Abstract

I was delighted to read the editorial by Povl Jensen on ‘Why psychiatrists should learn about narrative therapy’ [1] for several reasons, beginning with the simple one that it was a breath of fresh air in attitude, content and style. Importantly it also raised fundamental concerns about the way we interact with patients, and framed the solution to a pervasive but potentially undermining approach as a respectful, creative and collaborative engagement with the patient.
However, while I find narrative therapy profoundly useful, it is not the only answer.
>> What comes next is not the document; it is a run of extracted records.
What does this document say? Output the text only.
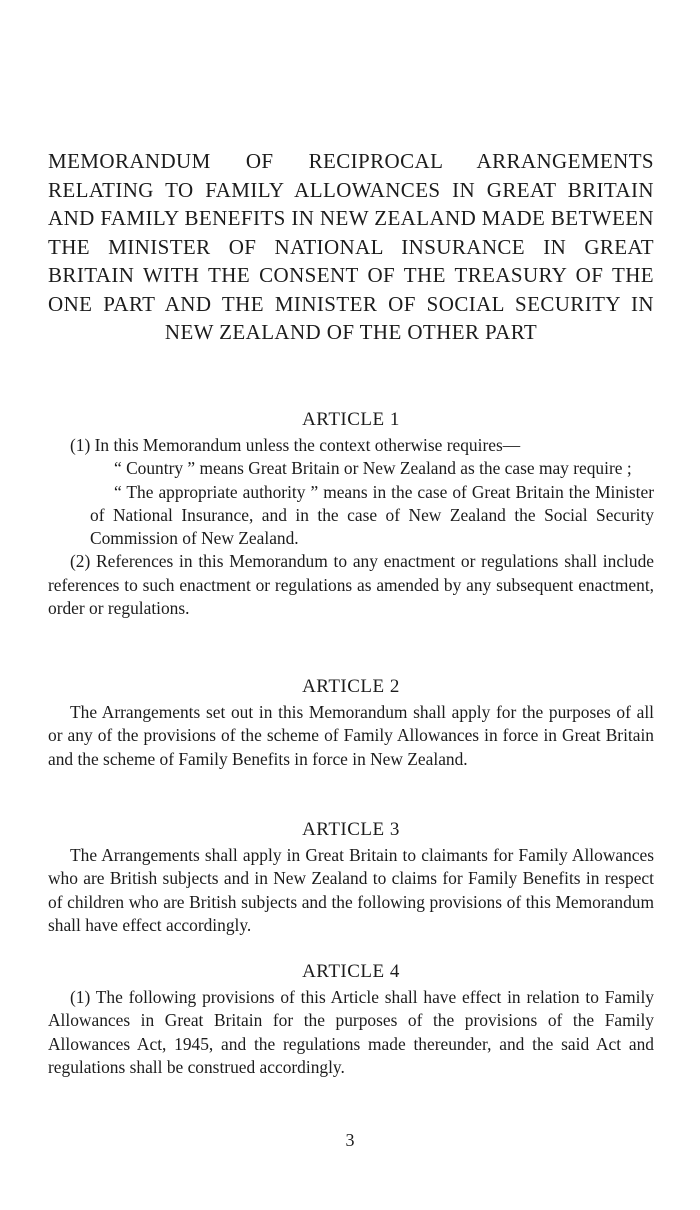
MEMORANDUM OF RECIPROCAL ARRANGEMENTS RELATING TO FAMILY ALLOWANCES IN GREAT BRITAIN AND FAMILY BENEFITS IN NEW ZEALAND MADE BETWEEN THE MINISTER OF NATIONAL INSURANCE IN GREAT BRITAIN WITH THE CONSENT OF THE TREASURY OF THE ONE PART AND THE MINISTER OF SOCIAL SECURITY IN NEW ZEALAND OF THE OTHER PART
ARTICLE 1

(1) In this Memorandum unless the context otherwise requires—

“ Country ” means Great Britain or New Zealand as the case may require ;

“ The appropriate authority ” means in the case of Great Britain the Minister of National Insurance, and in the case of New Zealand the Social Security Commission of New Zealand.

(2) References in this Memorandum to any enactment or regulations shall include references to such enactment or regulations as amended by any subsequent enactment, order or regulations.

ARTICLE 2

The Arrangements set out in this Memorandum shall apply for the purposes of all or any of the provisions of the scheme of Family Allowances in force in Great Britain and the scheme of Family Benefits in force in New Zealand.

ARTICLE 3

The Arrangements shall apply in Great Britain to claimants for Family Allowances who are British subjects and in New Zealand to claims for Family Benefits in respect of children who are British subjects and the following provisions of this Memorandum shall have effect accordingly.

ARTICLE 4

(1) The following provisions of this Article shall have effect in relation to Family Allowances in Great Britain for the purposes of the provisions of the Family Allowances Act, 1945, and the regulations made thereunder, and the said Act and regulations shall be construed accordingly.

3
Jensen is describing a process at the core of many contemporary psychologies and psychotherapies of self and trauma, where empathic engagement requires both respect and validation but also the effort he describes to find language that is meaningful to the patient and resonates with their experience. He raises the issue that data collection in the conventional psychiatric interview may be an invalidating and ‘excavating’ experience, but notes that we do still need the data. In a more ‘narrative’ style interview, we can discover together a metaphor for the patient's predicament that offers a better shared understanding and fosters the rapport essential to both better data acquisition and the building of a therapeutic alliance. As Jensen suggests, it may also begin treatment by being quintessentially therapeutic. This approach is described well in the conversation model of psychodynamic engagement with the patient, which allows the treatment of patients with illnesses that have undermined the sense of self such as borderline personality disorder, but is also a useful approach to the patient presenting in distress or crisis [2]. It helps avoid the ‘interrogation’ that patients can experience as persecutory [3].
In teaching trainees in our network, colleagues and I find that this task of combining the science of the data-gathering practitioner with the art of engagement is a challenging one for the trainee, but satisfying, as Jensen suggests. It brings a meaningful connection as well as good clinical results. I would also add that our other medical colleagues, that Jensen mentions, actually look to us for guidance on medical communication and we should perhaps take some leadership by championing an approach to history gathering and alliance-formation rather than allowing a reduced version of our craft to be the norm.